What treatment of nuclear power? Exactly.
Nuclear isn’t just missing from this report but from the entire Climate Council website. In its place are the usual sycophantic stories about pissant renewable projects. For example, in September 2014 the Climate Council republished a gushing story about a floating solar plant being built in Japan. It was described as a “successor” (despite being much smaller) to the Kagoshima solar farm which was described as “the country’s largest”. Kagoshima? Large? You’d have to build 350 of Kagoshima sized solar farms to replace the electricity that used to be generated by Fukushima Daiichi. And as for the floating plant? They are still building the first one, and they’ll need another 2,100 to match the Daiichi output. How long before people work out that pissant solar farms shouldn’t be called large simply because they cover a lot of ground (or water)? They are best described as monster toys whose principle purpose seems to be to mop up renewable energy subsidies. Why are there no stories on the Climate Council website about the 4 or 5 large reactors that China will bring on-line this year, and the next, and the next. Each is equivalent to over 480 of these shiny floating toys.
Nuclear power growth and growth potential
The slow global growth of renewable energy would be irrelevant if there were just a single sizable success story. But compared to the nuclear decarbonisation of French electricity in the 15 years between about 1975 and 1990, there’s nothing in the renewable camp but failure. There’s no doubt that there’s a boom in renewable electricity investment, but it’s clearly not being matched by performance and looks more like snouts sucking at the trough of public money than a serious attempt to tackle climate destabilisation.
Is nuclear power dead? Is it worth investing in? What is its potential growth rate? If the Climate Council was serious and wasn’t, apparently, dominated by renewable energy interests, it would be doing reports about nuclear. It would be lobbying to end our nuclear isolation. It would be working to bust the anti-science myths surrounding nuclear power and radiation risks.

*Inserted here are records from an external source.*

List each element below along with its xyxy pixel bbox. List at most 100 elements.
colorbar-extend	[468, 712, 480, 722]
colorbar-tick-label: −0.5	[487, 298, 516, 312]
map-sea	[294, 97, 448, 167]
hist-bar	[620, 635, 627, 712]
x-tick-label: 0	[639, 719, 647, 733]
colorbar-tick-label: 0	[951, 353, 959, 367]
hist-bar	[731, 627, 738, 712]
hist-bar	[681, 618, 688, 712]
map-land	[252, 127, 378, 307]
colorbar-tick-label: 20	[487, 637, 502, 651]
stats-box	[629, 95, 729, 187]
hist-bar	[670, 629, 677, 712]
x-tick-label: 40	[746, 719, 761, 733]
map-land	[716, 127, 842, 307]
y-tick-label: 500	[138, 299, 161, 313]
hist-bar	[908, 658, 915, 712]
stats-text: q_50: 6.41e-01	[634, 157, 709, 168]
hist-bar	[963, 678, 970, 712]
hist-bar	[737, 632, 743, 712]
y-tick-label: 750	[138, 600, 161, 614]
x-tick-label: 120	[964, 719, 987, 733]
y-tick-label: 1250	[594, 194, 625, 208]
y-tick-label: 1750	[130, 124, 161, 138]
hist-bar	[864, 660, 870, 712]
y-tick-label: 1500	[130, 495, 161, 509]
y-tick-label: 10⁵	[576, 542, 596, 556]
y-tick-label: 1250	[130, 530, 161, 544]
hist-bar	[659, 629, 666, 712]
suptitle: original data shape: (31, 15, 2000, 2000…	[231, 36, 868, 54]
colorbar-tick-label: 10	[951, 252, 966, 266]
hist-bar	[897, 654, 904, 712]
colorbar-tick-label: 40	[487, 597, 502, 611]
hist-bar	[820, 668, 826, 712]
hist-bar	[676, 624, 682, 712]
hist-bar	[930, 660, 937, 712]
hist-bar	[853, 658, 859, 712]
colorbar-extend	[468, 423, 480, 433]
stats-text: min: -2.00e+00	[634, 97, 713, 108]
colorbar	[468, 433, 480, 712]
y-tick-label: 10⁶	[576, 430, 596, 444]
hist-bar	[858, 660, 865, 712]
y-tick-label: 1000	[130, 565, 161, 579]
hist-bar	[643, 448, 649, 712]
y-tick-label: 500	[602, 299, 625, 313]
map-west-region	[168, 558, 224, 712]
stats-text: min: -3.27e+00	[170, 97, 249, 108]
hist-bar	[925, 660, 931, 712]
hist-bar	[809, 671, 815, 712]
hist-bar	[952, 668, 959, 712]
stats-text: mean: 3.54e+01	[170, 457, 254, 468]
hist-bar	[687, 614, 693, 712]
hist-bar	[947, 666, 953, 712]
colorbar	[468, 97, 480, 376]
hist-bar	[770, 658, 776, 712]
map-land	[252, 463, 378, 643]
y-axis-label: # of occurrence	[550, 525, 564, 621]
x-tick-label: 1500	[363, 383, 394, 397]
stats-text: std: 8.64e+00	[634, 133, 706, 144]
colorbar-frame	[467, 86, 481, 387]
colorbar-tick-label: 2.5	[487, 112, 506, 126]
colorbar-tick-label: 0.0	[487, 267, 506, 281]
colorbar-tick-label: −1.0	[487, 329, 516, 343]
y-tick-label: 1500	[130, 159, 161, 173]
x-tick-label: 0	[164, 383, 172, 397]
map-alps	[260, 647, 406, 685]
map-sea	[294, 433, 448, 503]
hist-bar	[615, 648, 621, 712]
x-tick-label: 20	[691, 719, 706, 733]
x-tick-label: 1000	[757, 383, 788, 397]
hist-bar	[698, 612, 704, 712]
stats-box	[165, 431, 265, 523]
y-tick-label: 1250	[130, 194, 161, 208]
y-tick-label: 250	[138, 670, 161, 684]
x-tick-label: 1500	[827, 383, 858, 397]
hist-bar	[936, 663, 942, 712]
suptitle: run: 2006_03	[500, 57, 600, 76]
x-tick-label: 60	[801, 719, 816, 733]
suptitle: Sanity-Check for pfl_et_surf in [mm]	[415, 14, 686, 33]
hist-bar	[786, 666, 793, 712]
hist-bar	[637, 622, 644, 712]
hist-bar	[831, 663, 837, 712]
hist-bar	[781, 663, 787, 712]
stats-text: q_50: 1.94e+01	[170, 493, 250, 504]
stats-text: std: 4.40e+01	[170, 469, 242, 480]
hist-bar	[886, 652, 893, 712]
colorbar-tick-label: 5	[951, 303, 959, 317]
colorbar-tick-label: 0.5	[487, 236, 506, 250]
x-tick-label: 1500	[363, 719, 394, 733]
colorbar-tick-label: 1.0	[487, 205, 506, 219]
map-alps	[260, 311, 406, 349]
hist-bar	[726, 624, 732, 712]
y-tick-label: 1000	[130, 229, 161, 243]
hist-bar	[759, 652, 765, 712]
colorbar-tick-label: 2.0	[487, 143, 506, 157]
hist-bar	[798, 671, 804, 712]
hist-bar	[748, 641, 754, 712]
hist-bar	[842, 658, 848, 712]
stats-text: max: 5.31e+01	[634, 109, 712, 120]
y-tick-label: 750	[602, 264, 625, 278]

A little internet research will show that there is a resurgence in nuclear technology, but more than a few people are watching the wrong countries. The people who’ll build the nuclear plants of the future are the same people who build our phones and cars. The Chinese and South Koreans.
Currently, the biggest solar farms on the planet each generate about 1 TWh of electricity per year. You can count them on one finger challenged hand: Topaz, Ivanpah, Desert Sunlight. Currently there are 63.5 gigawatts of nuclear plants under construction and they’ll generate as much electricity as about 500 of these largest of solar plants. About half of these are in China.
Is the Climate Council merely pandering to public opinion so that the donations keep rolling in? Do these particular authors have serious financial interests that interfere with their powers of rational thought? I’ve no idea, but the public and the planet deserve better.